Even in the best of times, our news reports were delivered by radio and television in a harsh drone nearly devoid of information. Across the airwaves, the standard words and phrases churned and boiled like the Baltic in winter. After heralding the delivery of “urgent aid to the fraternal Czechoslovak people,” “in defense of peace,” a harsher tone was taken, with many references to “traitors” and “agents of world capital,” but the roar itself remained constant, an almost soothing accompaniment to one’s breakfast or dinner. This is how it had always been. And then one September morning, in this ocean of radio noise, the words “Marina Burchatkina” surfaced like an enemy submarine.

I was home, making coffee in my bachelor kitchen and glumly looking ahead to my day’s work, which had faltered since my return from Peredelkino. Taking the broadcast of Marina’s name as an aural hallucination, I decided that my obsession with her had finally overcome my senses. I could still feel her touch echoing off my skin.

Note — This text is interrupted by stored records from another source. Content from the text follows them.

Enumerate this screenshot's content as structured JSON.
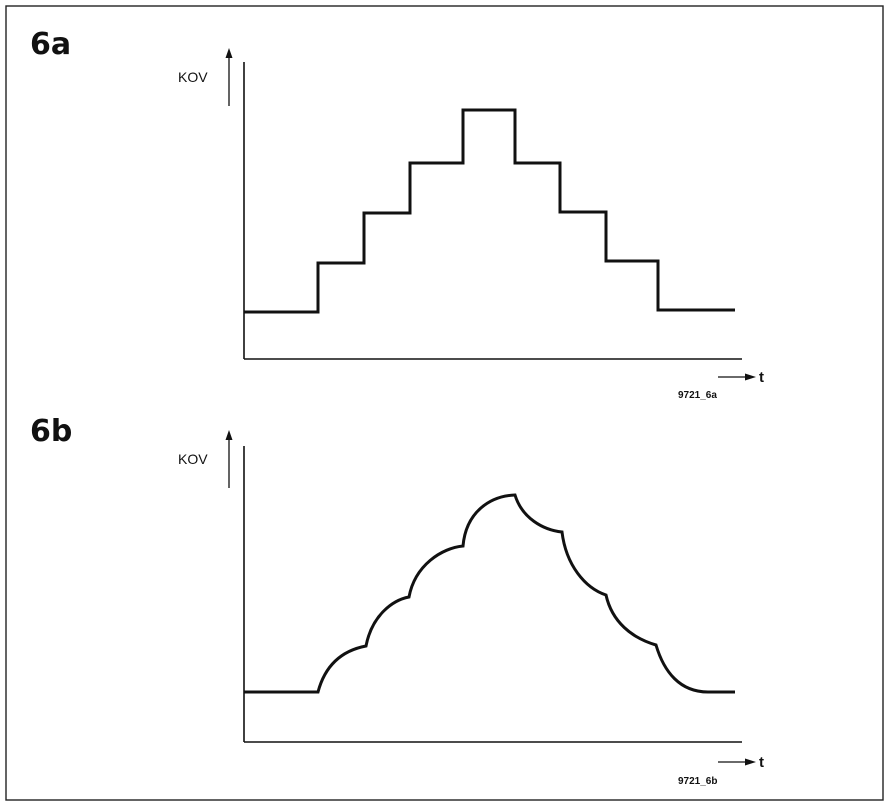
{
  "panels": [
    {
      "label": "6a",
      "ylabel": "KOV",
      "xlabel": "t",
      "figure_code": "9721_6a",
      "waveform": "staircase"
    },
    {
      "label": "6b",
      "ylabel": "KOV",
      "xlabel": "t",
      "figure_code": "9721_6b",
      "waveform": "scalloped"
    }
  ]
}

This acknowledgement meant that my life would be different now. I would have to pursue her, win her, and marry her; otherwise I would know no mental ease. I loved her. The hallucination then deepened, deforming reality itself. I heard the following:

“…outrage at her selfish and criminal anti-Soviet actions. We cannot understand how someone raised under Soviet rule, whose education and professional status were provided by the toil of common laborers, can so unscrupulously libel our way of life. Burchatkina’s letter serves only the interests of Western reactionary circles opposed to the efforts of the Soviet Union to foster peaceful coexistence. She who blackens her country and people and tries to turn back history deserves only contempt and indignation.”